Halten Sie die im JMStV propagierten Jugendschutz-Filter für den richtigen Ansatz, um Jugendlichen Internet- und Medienkompetenz zu vermitteln und sie fit für die digitale Welt zu machen?
Der aktuelle JMStV-Entwurf sieht für viele Betreiber von Webseiten de facto vor, dass diese jeden einzelnen Inhalt bewerten und mit einer Alterskennzeichnung versehen müssen. Wie soll dies beispielsweise die Wikipedia mit über 1 Million deutschsprachigen Artikeln leisten? Halten Sie dies für verhältnismäßig, wirtschaftlich vertretbar, unter Berücksichtigung der Globalität des Mediums Internet für sinnvoll und für den Jugendschutz dienlich?
Freundliche Grüße
Alvar Freude
Lieber Herr Freude,
vorweg möchte ich Ihnen danken für Ihr großes Engagement bei allen Fragen rund um die Netzpolitik und auch für Ihren Einsatz bei der Novelle des JMStV!
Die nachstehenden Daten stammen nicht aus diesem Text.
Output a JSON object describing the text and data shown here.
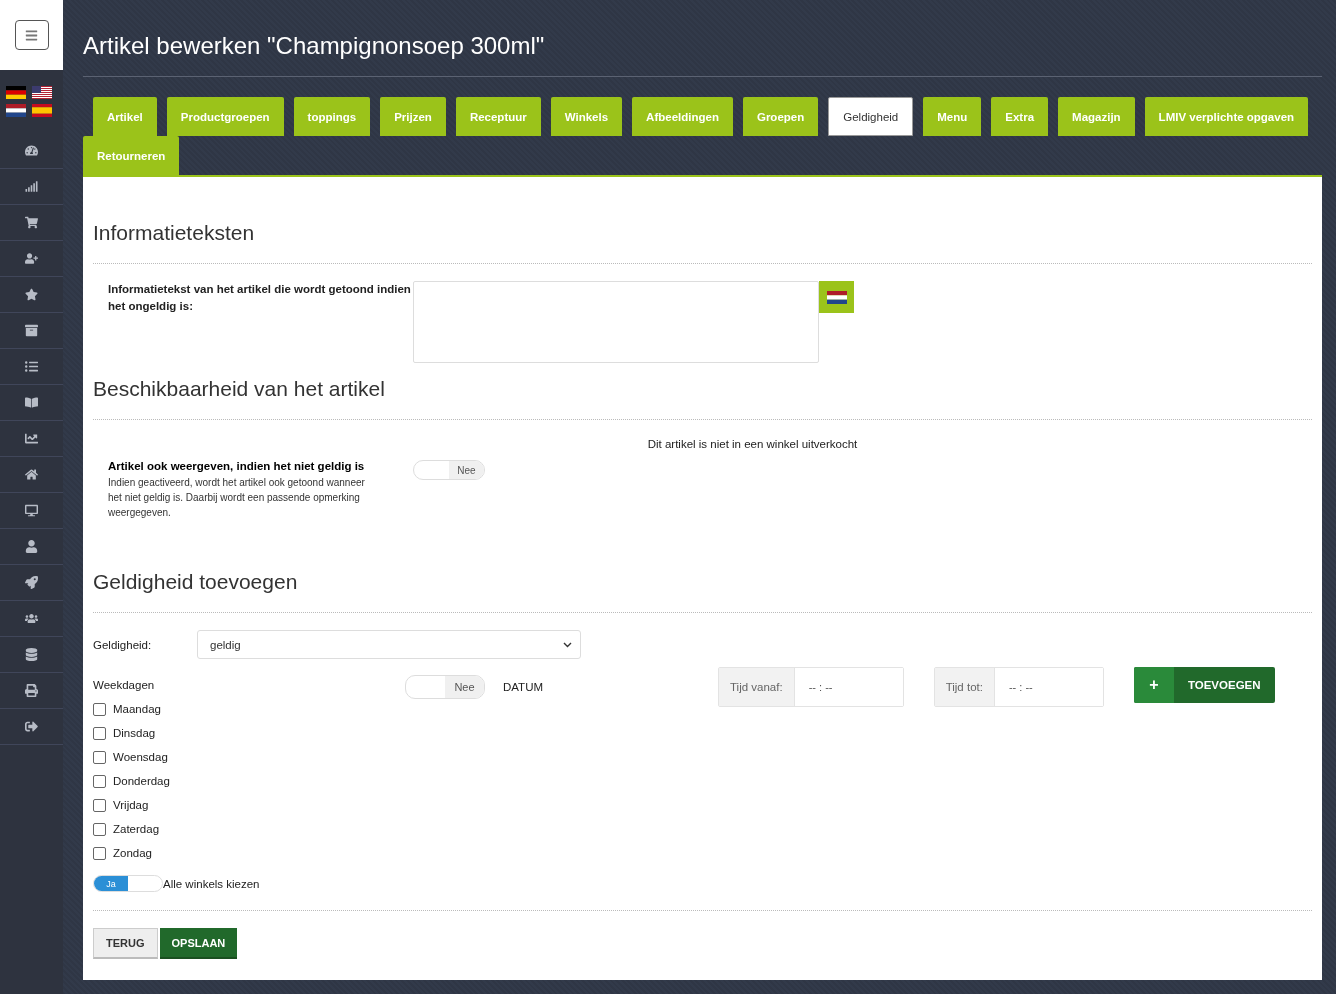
{
  "page_title": "Artikel bewerken \"Champignonsoep 300ml\"",
  "tabs": [
    {
      "label": "Artikel",
      "selected": false
    },
    {
      "label": "Productgroepen",
      "selected": false
    },
    {
      "label": "toppings",
      "selected": false
    },
    {
      "label": "Prijzen",
      "selected": false
    },
    {
      "label": "Receptuur",
      "selected": false
    },
    {
      "label": "Winkels",
      "selected": false
    },
    {
      "label": "Afbeeldingen",
      "selected": false
    },
    {
      "label": "Groepen",
      "selected": false
    },
    {
      "label": "Geldigheid",
      "selected": true
    },
    {
      "label": "Menu",
      "selected": false
    },
    {
      "label": "Extra",
      "selected": false
    },
    {
      "label": "Magazijn",
      "selected": false
    },
    {
      "label": "LMIV verplichte opgaven",
      "selected": false
    },
    {
      "label": "Retourneren",
      "selected": false
    }
  ],
  "info_section": {
    "heading": "Informatieteksten",
    "label": "Informatietekst van het artikel die wordt getoond indien het ongeldig is:"
  },
  "availability_section": {
    "heading": "Beschikbaarheid van het artikel",
    "notice": "Dit artikel is niet in een winkel uitverkocht",
    "label": "Artikel ook weergeven, indien het niet geldig is",
    "description": "Indien geactiveerd, wordt het artikel ook getoond wanneer het niet geldig is. Daarbij wordt een passende opmerking weergegeven.",
    "toggle": {
      "on": false,
      "label": "Nee"
    }
  },
  "validity_section": {
    "heading": "Geldigheid toevoegen",
    "select_label": "Geldigheid:",
    "select_value": "geldig",
    "weekdays_label": "Weekdagen",
    "weekdays": [
      {
        "label": "Maandag",
        "checked": false
      },
      {
        "label": "Dinsdag",
        "checked": false
      },
      {
        "label": "Woensdag",
        "checked": false
      },
      {
        "label": "Donderdag",
        "checked": false
      },
      {
        "label": "Vrijdag",
        "checked": false
      },
      {
        "label": "Zaterdag",
        "checked": false
      },
      {
        "label": "Zondag",
        "checked": false
      }
    ],
    "date_toggle": {
      "on": false,
      "label": "Nee"
    },
    "date_label": "DATUM",
    "time_from": {
      "label": "Tijd vanaf:",
      "placeholder": "-- : --"
    },
    "time_to": {
      "label": "Tijd tot:",
      "placeholder": "-- : --"
    },
    "add_button": {
      "icon": "+",
      "label": "TOEVOEGEN"
    },
    "stores_toggle": {
      "on": true,
      "label": "Ja"
    },
    "stores_label": "Alle winkels kiezen"
  },
  "buttons": [
    {
      "label": "TERUG",
      "kind": "secondary"
    },
    {
      "label": "OPSLAAN",
      "kind": "primary"
    }
  ]
}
Ihre Darstellung über die Möglichkeiten der Landesparlamente teile ich vollkommen. Beim Politcamp habe ich dies kommentiert als "Sieg der Bürokratie über die Parlamente" und tatsächlich sind die Möglichkeiten der Landtage in diesem Verfahren extrem reduziert. Ich halte dies für falsch und meine, ein solches Gesetz braucht eine breitere demokratische Basis und sollte auch im Vorfeld ausgiebiger öffentlich diskutiert werden - so wie dies bei Gesetzgebungsvorhaben des Bundestags der Fall ist.
Die Rundfunkkommission der Länder nimmt ihre Zuständigkeit aus einem Urteil des Bundesverfassungsgerichts aus 1961, das die Zuständigkeit für den Rundfunk den Ländern zugewiesen hat. Knapp fünfzig Jahre später definieren viele auch neuere Medien als eine Art "Rechtsnachfolger" des Rundfunks und sehen damit weiterhin die Länder in der Verantwortung. Die Schwierigkeit der Länderhoheit besteht aber darin, dass es keine sinnvolle Regulierung von Medien geben kann, die in jedem Bundesland unterschiedlich ist. Daher verabreden alle Länder ein gemeinsames Gesetz - den Rundfunkstaatsvertrag. Dieser kann aber nur beschlossen und verändert werden, wenn sich alle 16 Länder einig sind. Dieses extrem langwierige Verfahren, bei dem oftmals auch nur der kleinste gemeinsame Nenner beschlossen wird, ist kaum geeignet die rasante Entwicklung des Internet zu begleiten. Aus diesem Grund prüfen wir derzeit, ob und wie der Bundestag die Zuständigkeit für den Jugendschutz in Neuen Medien erlangen kann.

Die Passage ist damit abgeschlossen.